Use Face ID With A Mask

9to5Mac:

With iOS 15.4 beta 1 Apple is starting to test the ability to use Face ID while wearing a mask but without the need for an Apple Watch around. Not only that, but the company is also improving glasses support. With this new iOS 15.4 feature, it will be possible to unlock your iPhone with the facial recognition feature focusing on the area around your eyes to authenticate.

Face ID isn’t superior to Touch ID in every respect, and vice versa. For instance, even five years on since the introduction of the TrueDepth camera system with iPhone X, Apple recommends that identical twins only use passcode authentication to unlock because Face ID will not be able to reliably tell them apart. Touch ID did not have this problem. Buying with Apple Pay is also nicer with Touch ID, compared to the double-click dance that Face ID requires. On balance, if pressed to choose just one approach, I think Face ID is the obvious choice though because the best benefits are really great; first time setup is far more streamlined than the fingerprint registration process and the most frequent use case of unlocking your phone is so much more elegant with Face ID. It also has a magical quality that Touch ID lacks. It is much cooler to look at the screen than to place your thumb on a fingerprint reader.

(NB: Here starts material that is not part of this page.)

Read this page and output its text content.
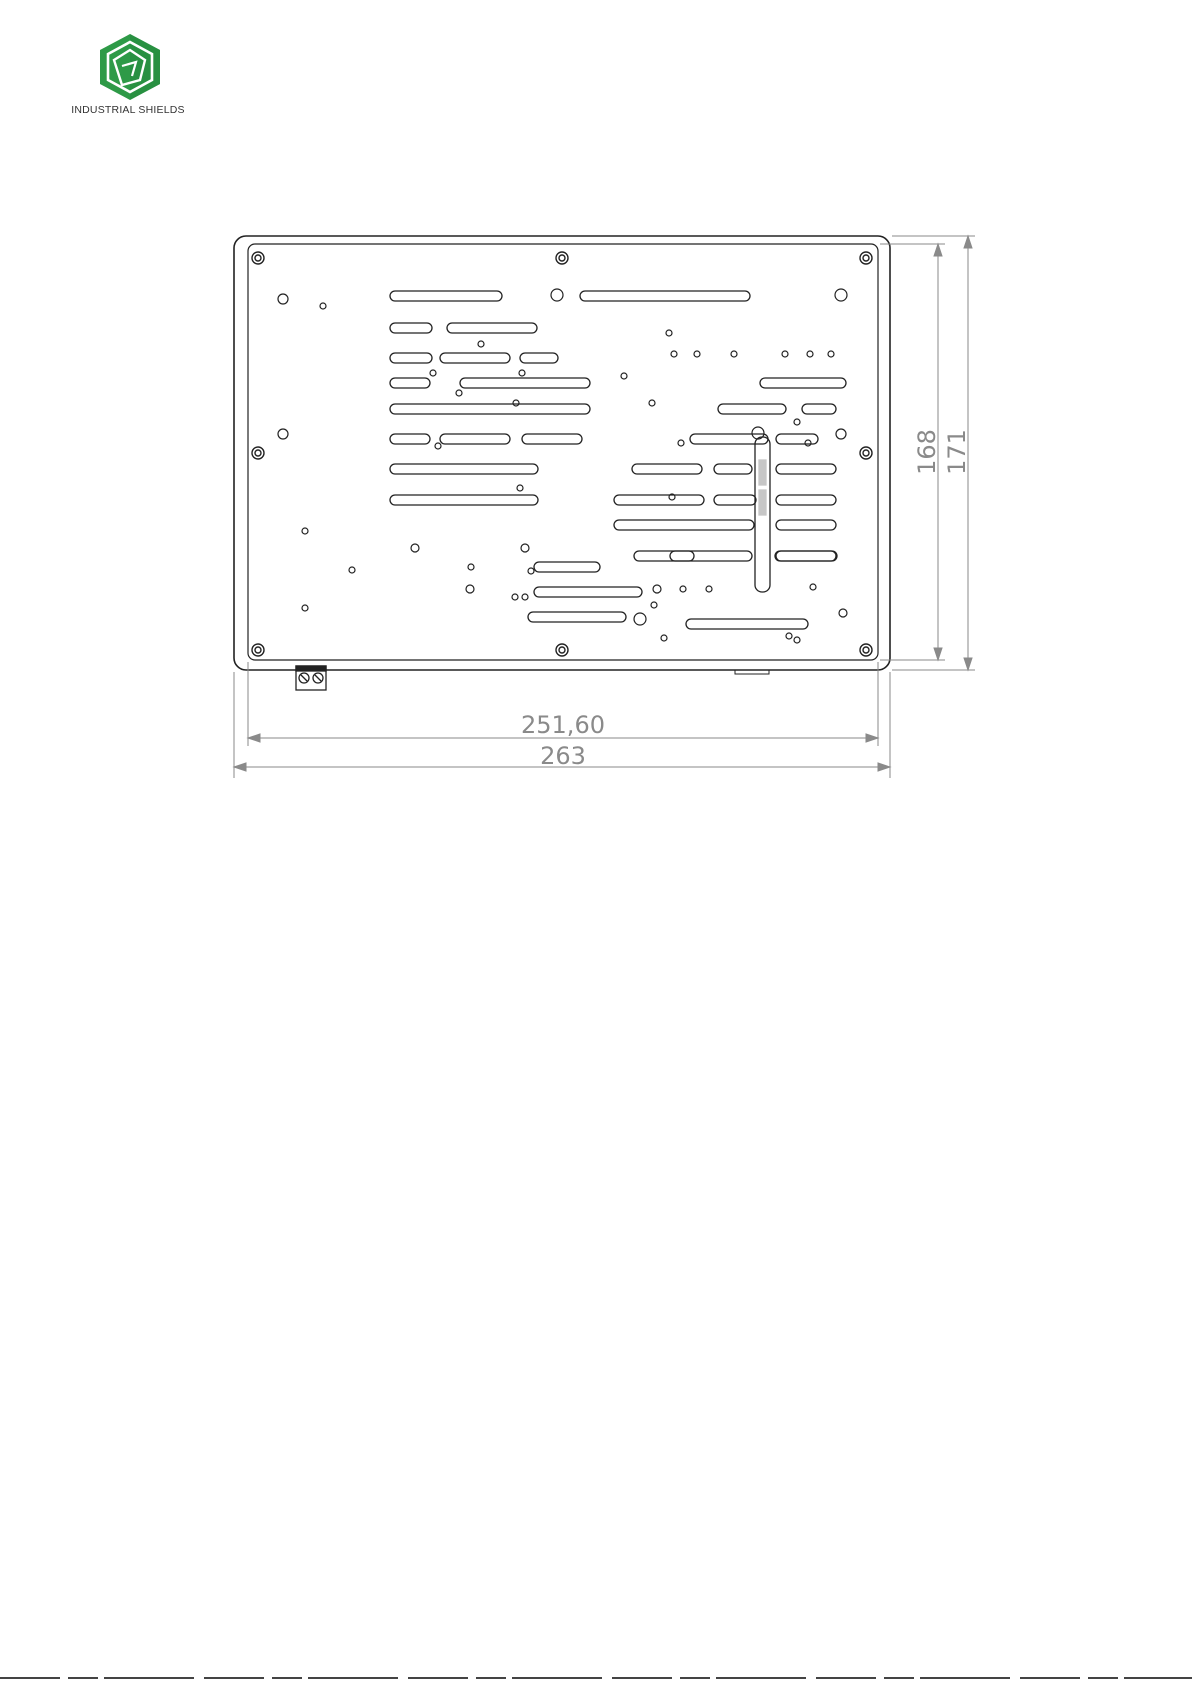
INDUSTRIAL SHIELDS
251,60
263
168 171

This is what Apple went with since 2017: FaceID only in the name of simplicity and (partly) cost savings. Pre-pandemic, I think they could have gotten away with that strategy forever. Post-2020, the see-saw of tradeoffs suddenly weigh down very much in the other direction. Until the release of iOS 15.4 beta, the return of Touch ID seemed inevitable to me.

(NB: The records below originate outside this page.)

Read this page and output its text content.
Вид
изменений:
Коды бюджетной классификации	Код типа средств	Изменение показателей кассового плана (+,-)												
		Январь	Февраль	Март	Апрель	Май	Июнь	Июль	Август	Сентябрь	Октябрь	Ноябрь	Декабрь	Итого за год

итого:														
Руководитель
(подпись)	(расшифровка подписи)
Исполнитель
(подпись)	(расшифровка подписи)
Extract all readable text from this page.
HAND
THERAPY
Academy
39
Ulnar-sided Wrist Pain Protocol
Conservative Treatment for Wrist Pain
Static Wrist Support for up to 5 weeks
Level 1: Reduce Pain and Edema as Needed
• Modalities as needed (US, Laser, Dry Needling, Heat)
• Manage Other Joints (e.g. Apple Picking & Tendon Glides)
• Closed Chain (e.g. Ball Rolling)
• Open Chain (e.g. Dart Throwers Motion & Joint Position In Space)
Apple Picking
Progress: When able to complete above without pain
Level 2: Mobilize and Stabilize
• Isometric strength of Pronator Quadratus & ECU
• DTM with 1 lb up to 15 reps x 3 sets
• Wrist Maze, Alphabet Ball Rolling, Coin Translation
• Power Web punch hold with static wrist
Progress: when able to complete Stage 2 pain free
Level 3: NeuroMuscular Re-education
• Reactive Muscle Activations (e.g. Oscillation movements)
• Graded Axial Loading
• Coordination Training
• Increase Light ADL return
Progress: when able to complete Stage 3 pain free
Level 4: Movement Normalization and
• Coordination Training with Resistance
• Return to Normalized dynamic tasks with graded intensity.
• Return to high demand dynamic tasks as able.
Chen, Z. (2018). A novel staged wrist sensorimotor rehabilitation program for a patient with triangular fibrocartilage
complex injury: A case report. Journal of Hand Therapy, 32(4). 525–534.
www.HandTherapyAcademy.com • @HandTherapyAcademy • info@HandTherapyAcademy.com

For identical twins, they could hypothetically enable Touch ID and not Face ID. That status quo is much better than the current compromise of being forced to just use a passcode.

The existence of the Unlock with Mask feature probably means that Apple doesn’t have to ship an iPhone with Touch ID again. I would certainly take it as a signal that a Touch ID iPhone is not coming back anytime soon. But I still think they should do it. Long-term, the best iPhone is surely one that offers both Face ID and Touch ID (either via under-display scanner or iPad-esque side button sensor). Users would be bale to set up both types of biometrics, and the iPhone would simply unlock as soon as either is presented it. It really would be a best-of-both-worlds scenario with each biometric’s advantages making up for the drawbacks of the other.

I also think it is somewhat telling that Apple goes out of way to call out the accuracy of Face ID is lessened when using the mask unlock mode, right there in the settings UI. The peak of COVID and mask-wearing is (hopefully) behind us, but it isn’t going away altogether. The Unlock with Mask feature is going to be widely used for years to come, and it doesn’t feel very sustainable for Apple’s solution to this problem to be something that they openly warn significantly impacts the security of your device. You also have the ongoing threat of other wearable items — like sunglasses or even Apple’s own forthcoming headset product — that may impact the usefulness of Face ID, over the course of this decade. Bringing back Touch ID in some form is a hedge against all of those potential risks, and one that many people would applaud.